Fish TRIM39 regulates cell cycle progression and exerts its antiviral function against iridovirus and nodavirus

• EcTRIM39 shared 70% identity with bicolor damselfish.
• The transcript of EcTRIM39 differently regulated upon different challenge.
• EcTRIM39 localized in the cytoplasm and formed aggregates.
• Ectopic expression of EcTRIM39 in vitro affected the cell cycle progression.
• Overexpression of EcTRIM39 in vitro inhibited fish virus replication.
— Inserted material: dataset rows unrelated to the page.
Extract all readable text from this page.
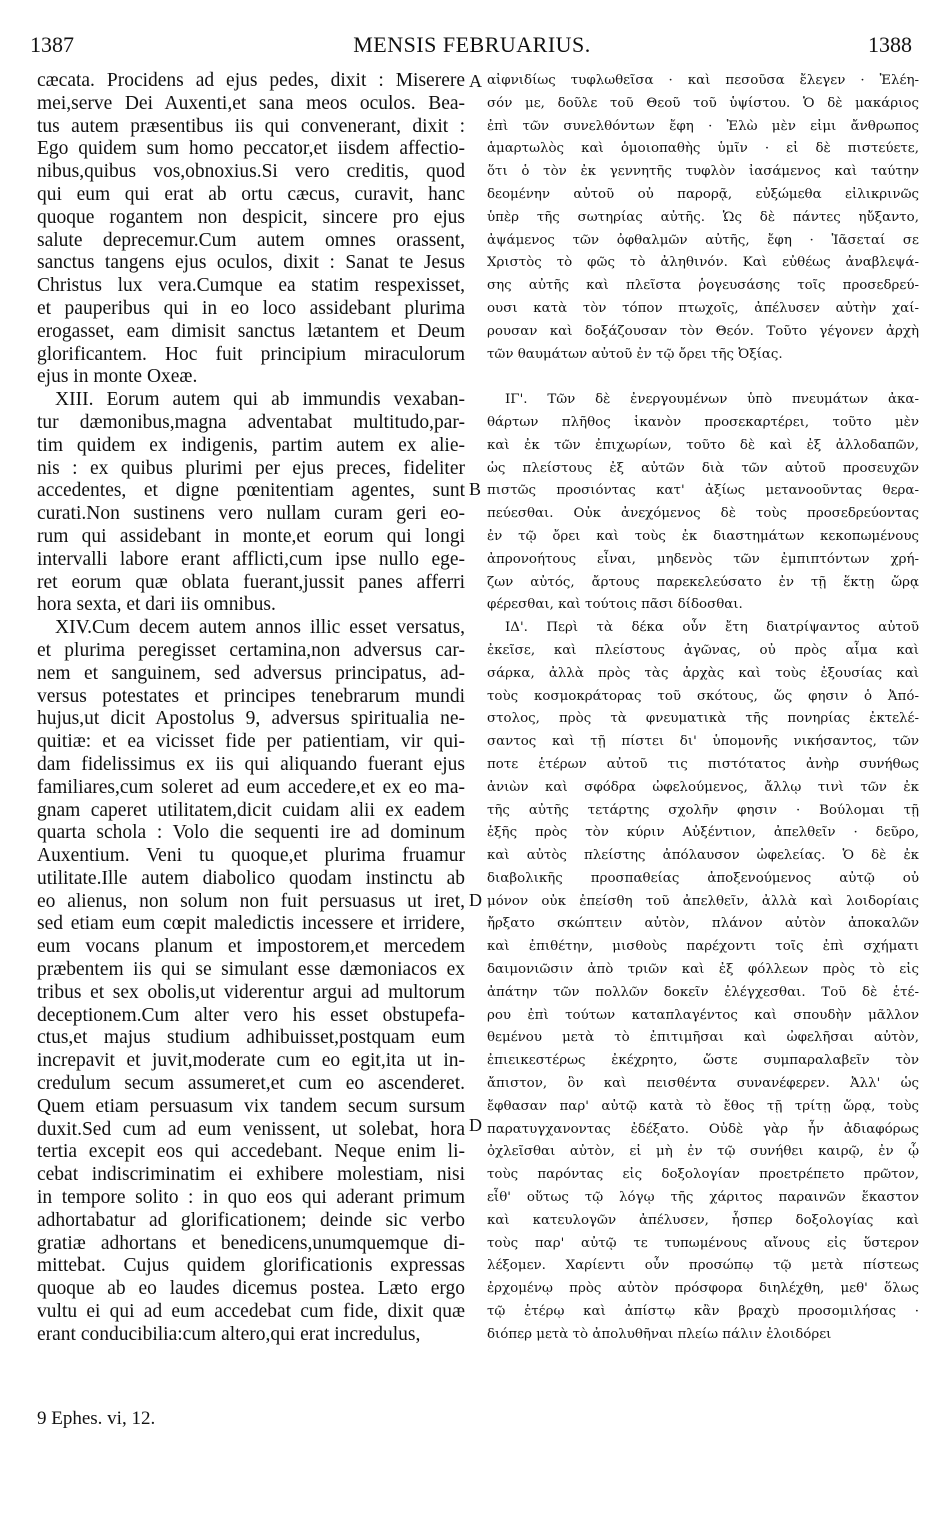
1387	MENSIS FEBRUARIUS.	1388
cæcata. Procidens ad ejus pedes, dixit : Miserere
mei,serve Dei Auxenti,et sana meos oculos. Bea-
tus autem præsentibus iis qui convenerant, dixit :
Ego quidem sum homo peccator,et iisdem affectio-
nibus,quibus vos,obnoxius.Si vero creditis, quod
qui eum qui erat ab ortu cæcus, curavit, hanc
quoque rogantem non despicit, sincere pro ejus
salute deprecemur.Cum autem omnes orassent,
sanctus tangens ejus oculos, dixit : Sanat te Jesus
Christus lux vera.Cumque ea statim respexisset,
et pauperibus qui in eo loco assidebant plurima
erogasset, eam dimisit sanctus lætantem et Deum
glorificantem. Hoc fuit principium miraculorum
ejus in monte Oxeæ.
XIII. Eorum autem qui ab immundis vexaban-
tur dæmonibus,magna adventabat multitudo,par-
tim quidem ex indigenis, partim autem ex alie-
nis : ex quibus plurimi per ejus preces, fideliter
accedentes, et digne pœnitentiam agentes, sunt
curati.Non sustinens vero nullam curam geri eo-
rum qui assidebant in monte,et eorum qui longi
intervalli labore erant afflicti,cum ipse nullo ege-
ret eorum quæ oblata fuerant,jussit panes afferri
hora sexta, et dari iis omnibus.
XIV.Cum decem autem annos illic esset versatus,
et plurima peregisset certamina,non adversus car-
nem et sanguinem, sed adversus principatus, ad-
versus potestates et principes tenebrarum mundi
hujus,ut dicit Apostolus 9, adversus spiritualia ne-
quitiæ: et ea vicisset fide per patientiam, vir qui-
dam fidelissimus ex iis qui aliquando fuerant ejus
familiares,cum soleret ad eum accedere,et ex eo ma-
gnam caperet utilitatem,dicit cuidam alii ex eadem
quarta schola : Volo die sequenti ire ad dominum
Auxentium. Veni tu quoque,et plurima fruamur
utilitate.Ille autem diabolico quodam instinctu ab
eo alienus, non solum non fuit persuasus ut iret,
sed etiam eum cœpit maledictis incessere et irridere,
eum vocans planum et impostorem,et mercedem
præbentem iis qui se simulant esse dæmoniacos ex
tribus et sex obolis,ut viderentur argui ad multorum
deceptionem.Cum alter vero his esset obstupefa-
ctus,et majus studium adhibuisset,postquam eum
increpavit et juvit,moderate cum eo egit,ita ut in-
credulum secum assumeret,et cum eo ascenderet.
Quem etiam persuasum vix tandem secum sursum
duxit.Sed cum ad eum venissent, ut solebat, hora
tertia excepit eos qui accedebant. Neque enim li-
cebat indiscriminatim ei exhibere molestiam, nisi
in tempore solito : in quo eos qui aderant primum
adhortabatur ad glorificationem; deinde sic verbo
gratiæ adhortans et benedicens,unumquemque di-
mittebat. Cujus quidem glorificationis expressas
quoque ab eo laudes dicemus postea. Læto ergo
vultu ei qui ad eum accedebat cum fide, dixit quæ
erant conducibilia:cum altero,qui erat incredulus,
αἰφνιδίως τυφλωθεῖσα · καὶ πεσοῦσα ἔλεγεν · Ἐλέη-
σόν με, δοῦλε τοῦ Θεοῦ τοῦ ὑψίστου. Ὁ δὲ μακάριος
ἐπὶ τῶν συνελθόντων ἔφη · Ἐλὼ μὲν εἰμι ἄνθρωπος
ἁμαρτωλὸς καὶ ὁμοιοπαθὴς ὑμῖν · εἰ δὲ πιστεύετε,
ὅτι ὁ τὸν ἐκ γεννητῆς τυφλὸν ἰασάμενος καὶ ταύτην
δεομένην αὐτοῦ οὐ παρορᾷ, εὐξώμεθα εἰλικρινῶς
ὑπὲρ τῆς σωτηρίας αὐτῆς. Ὡς δὲ πάντες ηὔξαντο,
ἀψάμενος τῶν ὀφθαλμῶν αὐτῆς, ἔφη · Ἰᾶσεταί σε
Χριστὸς τὸ φῶς τὸ ἀληθινόν. Καὶ εὐθέως ἀναβλεψά-
σης αὐτῆς καὶ πλεῖστα ῥογευσάσης τοῖς προσεδρεύ-
ουσι κατὰ τὸν τόπον πτωχοῖς, ἀπέλυσεν αὐτὴν χαί-
ρουσαν καὶ δοξάζουσαν τὸν Θεόν. Τοῦτο γέγονεν ἀρχὴ
τῶν θαυμάτων αὐτοῦ ἐν τῷ ὄρει τῆς Ὀξίας.
ΙΓ'. Τῶν δὲ ἐνεργουμένων ὑπὸ πνευμάτων ἀκα-
θάρτων πλῆθος ἱκανὸν προσεκαρτέρει, τοῦτο μὲν
καὶ ἐκ τῶν ἐπιχωρίων, τοῦτο δὲ καὶ ἐξ ἀλλοδαπῶν,
ὡς πλείστους ἐξ αὐτῶν διὰ τῶν αὐτοῦ προσευχῶν
πιστῶς προσιόντας κατ' ἀξίως μετανοοῦντας θερα-
πεύεσθαι. Οὐκ ἀνεχόμενος δὲ τοὺς προσεδρεύοντας
ἐν τῷ ὄρει καὶ τοὺς ἐκ διαστημάτων κεκοπωμένους
ἀπρονοήτους εἶναι, μηδενὸς τῶν ἐμπιπτόντων χρή-
ζων αὐτός, ἄρτους παρεκελεύσατο ἐν τῇ ἕκτῃ ὥρᾳ
φέρεσθαι, καὶ τούτοις πᾶσι δίδοσθαι.
ΙΔ'. Περὶ τὰ δέκα οὖν ἔτη διατρίψαντος αὐτοῦ
ἐκεῖσε, καὶ πλείστους ἀγῶνας, οὐ πρὸς αἷμα καὶ
σάρκα, ἀλλὰ πρὸς τὰς ἀρχὰς καὶ τοὺς ἐξουσίας καὶ
τοὺς κοσμοκράτορας τοῦ σκότους, ὥς φησιν ὁ Ἀπό-
στολος, πρὸς τὰ φνευματικὰ τῆς πονηρίας ἐκτελέ-
σαντος καὶ τῇ πίστει δι' ὑπομονῆς νικήσαντος, τῶν
ποτε ἑτέρων αὐτοῦ τις πιστότατος ἀνὴρ συνήθως
ἀνιὼν καὶ σφόδρα ὠφελούμενος, ἄλλῳ τινὶ τῶν ἐκ
τῆς αὐτῆς τετάρτης σχολῆν φησιν · Βούλομαι τῇ
ἑξῆς πρὸς τὸν κύριν Αὐξέντιον, ἀπελθεῖν · δεῦρο,
καὶ αὐτὸς πλείστης ἀπόλαυσον ὠφελείας. Ὁ δὲ ἐκ
διαβολικῆς προσπαθείας ἀποξενούμενος αὐτῷ οὐ
μόνον οὐκ ἐπείσθη τοῦ ἀπελθεῖν, ἀλλὰ καὶ λοιδορίαις
ἤρξατο σκώπτειν αὐτὸν, πλάνον αὐτὸν ἀποκαλῶν
καὶ ἐπιθέτην, μισθοὺς παρέχοντι τοῖς ἐπὶ σχήματι
δαιμονιῶσιν ἀπὸ τριῶν καὶ ἐξ φόλλεων πρὸς τὸ εἰς
ἀπάτην τῶν πολλῶν δοκεῖν ἐλέγχεσθαι. Τοῦ δὲ ἑτέ-
ρου ἐπὶ τούτων καταπλαγέντος καὶ σπουδὴν μᾶλλον
θεμένου μετὰ τὸ ἐπιτιμῆσαι καὶ ὠφελῆσαι αὐτὸν,
ἐπιεικεστέρως ἐκέχρητο, ὥστε συμπαραλαβεῖν τὸν
ἄπιστον, ὃν καὶ πεισθέντα συνανέφερεν. Ἀλλ' ὡς
ἔφθασαν παρ' αὐτῷ κατὰ τὸ ἔθος τῇ τρίτῃ ὥρᾳ, τοὺς
παρατυγχανοντας ἐδέξατο. Οὐδὲ γὰρ ἦν ἀδιαφόρως
ὀχλεῖσθαι αὐτὸν, εἰ μὴ ἐν τῷ συνήθει καιρῷ, ἐν ᾧ
τοὺς παρόντας εἰς δοξολογίαν προετρέπετο πρῶτον,
εἶθ' οὕτως τῷ λόγῳ τῆς χάριτος παραινῶν ἕκαστον
καὶ κατευλογῶν ἀπέλυσεν, ἧσπερ δοξολογίας καὶ
τοὺς παρ' αὐτῷ τε τυπωμένους αἴνους εἰς ὕστερον
λέξομεν. Χαρίεντι οὖν προσώπῳ τῷ μετὰ πίστεως
ἐρχομένῳ πρὸς αὐτὸν πρόσφορα διηλέχθη, μεθ' ὅλως
τῷ ἑτέρῳ καὶ ἀπίστῳ κἂν βραχὺ προσομιλήσας ·
διόπερ μετὰ τὸ ἀπολυθῆναι πλείω πάλιν ἐλοιδόρει
A
B
D
D
9 Ephes. vi, 12.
The tripartite motif (TRIM)-containing proteins exert important immune regulatory roles through regulating different signaling pathways in response to different stimuli. TRIM39, a member of the TRIM family, is a RING domain-containing E3 ubiquitin ligase which could regulate cell cycle progression and apoptosis. However, the antiviral activity of TRIM39 is not explored. Here, a TRIM39 homolog from grouper, Epinephelus coioides (EcTRIM39) was cloned, and its effects on cell cycle progression and fish virus replication were investigated. The full-length EcTRIM39 cDNA was composed of 2535 bp and encoded a polypeptide of 543 amino acids with 70% identity with TRIM39 homologs from bicolor damselfish. Amino acid alignment analysis indicated that EcTRIM39 contained a RING finger, B-box and SPRY domain. Expression profile analysis revealed that EcTRIM39 was abundant in intestine, spleen and skin. Upon different stimuli in vivo, the EcTRIM39 transcript was obviously up-regulated after challenging with Singapore grouper iridovirus (SGIV), and polyinosinic-polycytidylic acid (poly I:C). Using fluorescence microscopy, we found that EcTRIM39 localized in the cytoplasm and formed aggregates in grouper spleen (GS) cells. The ectopic expression of EcTRIM39 in vitro affected the cell cycle progression via mediating G1/S transition. Moreover, the RING domain was essential for its accurate localization and effect on cell cycle. In addition, overexpression of EcTRIM39 significantly inhibited viral gene transcription of SGIV and red-spotted grouper nervous necrosis virus (RGNNV) in vitro, and the mutant of RING exerted the opposite effect. Together, our results demonstrated that fish TRIM39 not only regulated the cell cycle progression, but also acted as an important regulator of fish innate immune response against viruses.